ギィ…ッと扉が開く鈍い音に顔を上げると新一が茫然と立ち尽くしていた。

「し…っ、…しんいち…っ!?」


(今の新一に見られた!?)

「…誰だよ、アイツ…?」

新一は絞り出すような掠れた声で蘭に問うた。
蘭は蹲ったまま涙の溢れる目で新一を見ている。

「どういう事だよ…?なぁ、蘭…。説明しろよ…。」

新一は漸く呪縛が解けたかのようにゆっくりと一歩ずつ蘭に近づいて行く。
蘭は自分だって何が何だか判らずにいるのに説明のしようがない。

「答えろよ!!蘭!!」

新一の怒鳴り声に蘭の身体がビクンッと竦む。

「…ぅ…判んない…わたしだって…判んないよぉ…っ」
蘭は自分の膝に顔を伏せて泣き出した。

「来い。」
新一は低い声でそう言うと、蘭の腕を強く掴んで蘭を無理矢理立ち上がらせる。

「痛…っ!」

強く腕を牽かれて蘭が痛みに声を上げた。
新一は蘭の腕を牽いて校舎に戻ると階段を降りて行く。

「し…っ、新一!痛い!離して…っ!」
蘭の抗議の声も新一の耳にはまるで届いてはいない。


新一は屋上から一つ降りた階の資料室に蘭を突き飛ばすように押し入れると後ろ手にドアを閉め、鍵をかけて蘭に歩み寄る。

「な…何?新一…。

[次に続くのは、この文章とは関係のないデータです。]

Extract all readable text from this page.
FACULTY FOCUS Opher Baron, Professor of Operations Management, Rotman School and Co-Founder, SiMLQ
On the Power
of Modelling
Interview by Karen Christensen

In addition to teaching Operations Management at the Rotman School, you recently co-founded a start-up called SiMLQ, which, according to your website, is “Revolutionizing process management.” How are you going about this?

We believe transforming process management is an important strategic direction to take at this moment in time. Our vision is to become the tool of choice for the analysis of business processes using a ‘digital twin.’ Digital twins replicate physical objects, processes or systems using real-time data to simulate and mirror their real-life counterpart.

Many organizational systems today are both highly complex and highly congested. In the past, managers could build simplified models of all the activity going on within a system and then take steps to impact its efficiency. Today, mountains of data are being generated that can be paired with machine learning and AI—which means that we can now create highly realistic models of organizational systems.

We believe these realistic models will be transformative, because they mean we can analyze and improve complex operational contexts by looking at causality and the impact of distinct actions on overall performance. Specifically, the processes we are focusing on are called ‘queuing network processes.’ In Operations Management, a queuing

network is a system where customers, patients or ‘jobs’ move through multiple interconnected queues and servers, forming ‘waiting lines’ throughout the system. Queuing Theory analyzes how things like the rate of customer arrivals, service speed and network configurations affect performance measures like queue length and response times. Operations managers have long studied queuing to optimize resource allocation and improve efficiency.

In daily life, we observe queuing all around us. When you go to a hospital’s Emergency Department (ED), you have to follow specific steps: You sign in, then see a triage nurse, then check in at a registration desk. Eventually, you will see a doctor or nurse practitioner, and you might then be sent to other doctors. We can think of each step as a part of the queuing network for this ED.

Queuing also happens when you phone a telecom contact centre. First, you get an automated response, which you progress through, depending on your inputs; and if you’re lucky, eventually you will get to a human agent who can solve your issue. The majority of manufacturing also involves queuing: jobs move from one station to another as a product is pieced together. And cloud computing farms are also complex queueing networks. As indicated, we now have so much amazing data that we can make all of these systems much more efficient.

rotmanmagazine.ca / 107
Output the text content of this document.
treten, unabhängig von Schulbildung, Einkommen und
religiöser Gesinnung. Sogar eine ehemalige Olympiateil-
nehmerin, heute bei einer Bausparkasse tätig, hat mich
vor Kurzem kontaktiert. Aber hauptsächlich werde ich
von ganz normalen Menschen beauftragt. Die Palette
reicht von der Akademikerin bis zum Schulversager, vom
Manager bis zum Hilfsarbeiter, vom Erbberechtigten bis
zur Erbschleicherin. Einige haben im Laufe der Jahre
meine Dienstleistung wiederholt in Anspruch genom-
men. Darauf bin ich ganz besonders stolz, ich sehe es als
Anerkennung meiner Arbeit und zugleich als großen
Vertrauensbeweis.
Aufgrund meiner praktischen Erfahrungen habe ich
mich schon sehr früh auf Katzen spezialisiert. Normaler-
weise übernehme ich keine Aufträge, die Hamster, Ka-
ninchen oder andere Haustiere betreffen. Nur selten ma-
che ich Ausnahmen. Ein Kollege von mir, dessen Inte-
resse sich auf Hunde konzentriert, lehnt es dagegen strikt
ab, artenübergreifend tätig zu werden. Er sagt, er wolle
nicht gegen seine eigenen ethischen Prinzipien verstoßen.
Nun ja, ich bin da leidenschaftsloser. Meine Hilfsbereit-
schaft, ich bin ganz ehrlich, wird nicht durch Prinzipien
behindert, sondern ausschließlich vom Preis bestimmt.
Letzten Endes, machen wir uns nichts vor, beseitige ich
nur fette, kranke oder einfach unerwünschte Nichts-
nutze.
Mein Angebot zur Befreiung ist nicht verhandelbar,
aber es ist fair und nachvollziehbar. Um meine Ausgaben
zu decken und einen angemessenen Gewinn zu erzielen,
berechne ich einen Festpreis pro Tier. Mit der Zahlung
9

…んん…っ!」
蘭を強く抱き締め、戸惑う蘭に乱暴に口づけた。
「んん…っ」
何度も角度を変えて蘭の唇を啄ばみ、頑なに結ばれている蘭の唇を舌でこじ開ける。
「ん…っ!ぃや…っ!!」

蘭がやっとの思いで新一の唇から逃れた。

「なんで…?なんでこんな事…。」

今まで新一に与えられたキスはとても優しいものだった。
そっと軽く唇を合わせるだけのキスしか蘭は知らなかった。

「オメーは誰にも渡さねぇ…。他の誰にも触れさせねぇ…!オメーに触れていいのはオレだけなんだよ…!!」
「…し…新一…?」
蘭は新一の瞳に狂気の色を見出し、身の危険を感じた。
「やだ…っ!」

新一の腕から逃れドアの鍵を開けようと手を伸ばすが、一瞬早く新一の力強い手に捉えられる。

「きゃ…っ!」
思わぬ力で引っ張られて蘭が短く悲鳴を上げた。

ガタンッ!

大きな音を立てて床に倒され、新一に押さえ込まれる。
新一は蘭の上に馬乗りになって、上から押さえ込んだ蘭を見下ろす。

「逃がさねぇ…!…オメーはオレのモノだ…!」

蘭の知らない新一がそこに居た。